The grain in “Carol” matters because Haynes and Lachman force 16-mm. film stock to reveal the extreme range of its expressive possibilities. The viewing of the film becomes a sort of extreme experience, all the more so for its concentration of the movie’s central dramatic elements in its performances and in the composition of its images.
Sitting far back, I saw the artifice in the actresses’ glacial, theatrical precision. Up close, their performances deliver a tremulous, tensile control, a precision that shivers with the passions straining to break out just below the surface—the surface of behavior, the surface of decorum, the surface of the skin. I don’t think that the subcutaneous frissons result from the actors’ performances but, rather, from Haynes’s performance-capture by means of Lachman’s grainy images. They’re not effects of the actors’ skin but of its appearance on the second skin of the film stock (the French word for “film” is “pellicule,” meaning little skin), which lends the actors’ theatricalized immobility an illusion of shivers.
Richard Brody on Carol. What a beautiful observation on the grain of the 16mm film stock on Cate Blanchett and Rooney Mara's skin as symbolic of the irrepressible (if socially forbidden) passion beneath the surface. I once heard a director once refer to 16mm film grain as looking like golf balls copulating furiously, though I could not have predicted that metaphor tumbling out of my memory during a movie about a lesbian romance in mid-century America.
I was concerned going into Carol that the trio of director Todd Haynes and actresses Blanchett and Mara would be a menage a trots executed with such calculated precision that all passion would be suffocated. Blanchett is so technically gifted an actor it seems she can control the fluttering of each individual eyelid, and Mara has a certain stillness of gaze that always renders her face a mystery.
I was pleasantly surprised. It's not that the movie isn't recognizably Haynes'. There may always be an element of his work that is cool to the touch. But here he channels Wong Kar-Wai at times to turn the physical world, in particular its surfaces and barriers, into the inner surfaces of his actors. In that, what is 16mm film if not just one more layer on the canvas?
Another 2015 movie, Hou Hsiao Hsien's Assassin, came to mind.
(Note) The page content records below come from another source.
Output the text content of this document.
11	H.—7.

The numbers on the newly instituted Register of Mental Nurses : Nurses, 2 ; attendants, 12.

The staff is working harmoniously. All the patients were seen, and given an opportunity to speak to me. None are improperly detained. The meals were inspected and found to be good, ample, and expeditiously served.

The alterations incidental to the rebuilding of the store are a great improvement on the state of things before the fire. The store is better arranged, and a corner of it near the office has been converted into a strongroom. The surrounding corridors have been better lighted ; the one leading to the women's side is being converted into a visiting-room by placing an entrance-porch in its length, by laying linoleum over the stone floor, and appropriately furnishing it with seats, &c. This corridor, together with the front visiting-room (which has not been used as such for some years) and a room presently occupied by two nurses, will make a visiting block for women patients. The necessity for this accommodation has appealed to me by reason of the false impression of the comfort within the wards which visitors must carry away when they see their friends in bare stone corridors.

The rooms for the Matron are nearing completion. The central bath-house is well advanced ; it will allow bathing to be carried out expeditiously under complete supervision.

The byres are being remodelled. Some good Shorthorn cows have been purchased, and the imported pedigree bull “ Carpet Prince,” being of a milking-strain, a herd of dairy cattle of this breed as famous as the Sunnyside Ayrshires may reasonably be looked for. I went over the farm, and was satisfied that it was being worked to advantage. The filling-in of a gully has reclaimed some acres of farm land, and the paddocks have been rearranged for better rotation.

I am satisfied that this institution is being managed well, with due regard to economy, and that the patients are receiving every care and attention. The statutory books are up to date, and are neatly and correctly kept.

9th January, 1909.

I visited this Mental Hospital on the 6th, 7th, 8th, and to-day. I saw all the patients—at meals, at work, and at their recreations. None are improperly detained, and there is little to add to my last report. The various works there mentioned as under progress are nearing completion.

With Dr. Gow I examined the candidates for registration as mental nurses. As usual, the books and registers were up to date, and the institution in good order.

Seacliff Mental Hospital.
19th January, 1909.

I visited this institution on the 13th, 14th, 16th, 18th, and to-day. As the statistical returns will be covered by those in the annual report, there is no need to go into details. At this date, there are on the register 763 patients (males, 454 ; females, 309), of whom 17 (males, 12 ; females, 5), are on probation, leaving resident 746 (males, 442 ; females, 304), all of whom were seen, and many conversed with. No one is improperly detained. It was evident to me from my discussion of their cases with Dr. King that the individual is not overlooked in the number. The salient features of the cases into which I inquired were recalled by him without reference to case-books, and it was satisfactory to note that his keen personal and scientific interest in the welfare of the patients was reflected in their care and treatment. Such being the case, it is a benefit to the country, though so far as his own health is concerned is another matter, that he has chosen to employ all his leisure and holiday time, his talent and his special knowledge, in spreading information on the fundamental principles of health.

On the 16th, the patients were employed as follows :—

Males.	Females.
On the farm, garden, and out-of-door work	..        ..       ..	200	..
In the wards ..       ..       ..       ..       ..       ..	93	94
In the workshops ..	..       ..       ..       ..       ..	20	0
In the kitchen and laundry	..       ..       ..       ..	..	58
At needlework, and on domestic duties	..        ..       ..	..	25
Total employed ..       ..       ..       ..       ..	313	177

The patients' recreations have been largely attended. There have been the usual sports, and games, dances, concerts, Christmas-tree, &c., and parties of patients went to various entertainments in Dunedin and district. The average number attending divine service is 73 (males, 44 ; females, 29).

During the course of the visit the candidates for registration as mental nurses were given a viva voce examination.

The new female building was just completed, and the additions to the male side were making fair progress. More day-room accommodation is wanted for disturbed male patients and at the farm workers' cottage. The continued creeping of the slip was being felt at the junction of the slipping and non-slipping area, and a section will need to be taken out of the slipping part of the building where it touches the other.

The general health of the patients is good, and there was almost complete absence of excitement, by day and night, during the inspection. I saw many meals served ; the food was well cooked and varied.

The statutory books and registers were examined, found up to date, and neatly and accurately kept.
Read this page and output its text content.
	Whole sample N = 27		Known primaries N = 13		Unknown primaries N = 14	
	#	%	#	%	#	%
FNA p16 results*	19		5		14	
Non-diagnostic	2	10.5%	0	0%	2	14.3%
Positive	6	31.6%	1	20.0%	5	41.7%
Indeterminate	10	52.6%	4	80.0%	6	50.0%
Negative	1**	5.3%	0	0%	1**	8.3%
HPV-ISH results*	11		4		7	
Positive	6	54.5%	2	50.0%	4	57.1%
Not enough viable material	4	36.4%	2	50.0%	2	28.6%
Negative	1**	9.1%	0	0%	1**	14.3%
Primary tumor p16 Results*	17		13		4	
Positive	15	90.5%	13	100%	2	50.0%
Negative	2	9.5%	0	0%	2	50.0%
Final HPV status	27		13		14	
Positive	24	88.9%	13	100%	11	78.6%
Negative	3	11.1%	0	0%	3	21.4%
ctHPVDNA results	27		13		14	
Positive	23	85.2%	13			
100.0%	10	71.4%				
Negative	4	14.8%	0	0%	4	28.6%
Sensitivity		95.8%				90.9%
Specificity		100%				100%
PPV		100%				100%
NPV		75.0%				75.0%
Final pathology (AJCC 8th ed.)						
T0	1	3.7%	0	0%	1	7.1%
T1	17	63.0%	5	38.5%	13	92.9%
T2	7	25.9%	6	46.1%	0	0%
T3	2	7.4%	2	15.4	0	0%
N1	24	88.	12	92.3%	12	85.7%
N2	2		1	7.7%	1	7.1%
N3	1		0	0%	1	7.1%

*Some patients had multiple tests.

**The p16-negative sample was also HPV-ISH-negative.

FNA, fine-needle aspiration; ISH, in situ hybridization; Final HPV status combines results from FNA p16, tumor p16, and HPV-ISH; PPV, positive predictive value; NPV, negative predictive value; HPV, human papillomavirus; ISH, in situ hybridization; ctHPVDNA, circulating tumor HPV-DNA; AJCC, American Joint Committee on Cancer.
It, too, was replete with shots filmed through surfaces like gauzy fabric to remind us how emotions cloud our perceptions of another person.
Two moments in Carol, in particular, grabbed my heart and squeezed. One is a speech in an office, with divorce attorneys present. I know some find Blanchett's technical mastery a bit distancing, but this is one of the most moving moments I can remember from her. The other is a walk across a restaurant. Little happens, but everything does. I held my breath.
The movie doesn't try too hard to explain their attraction for each other. Love can be like that. It comes in an instant, almost like a whim, and then can linger forever.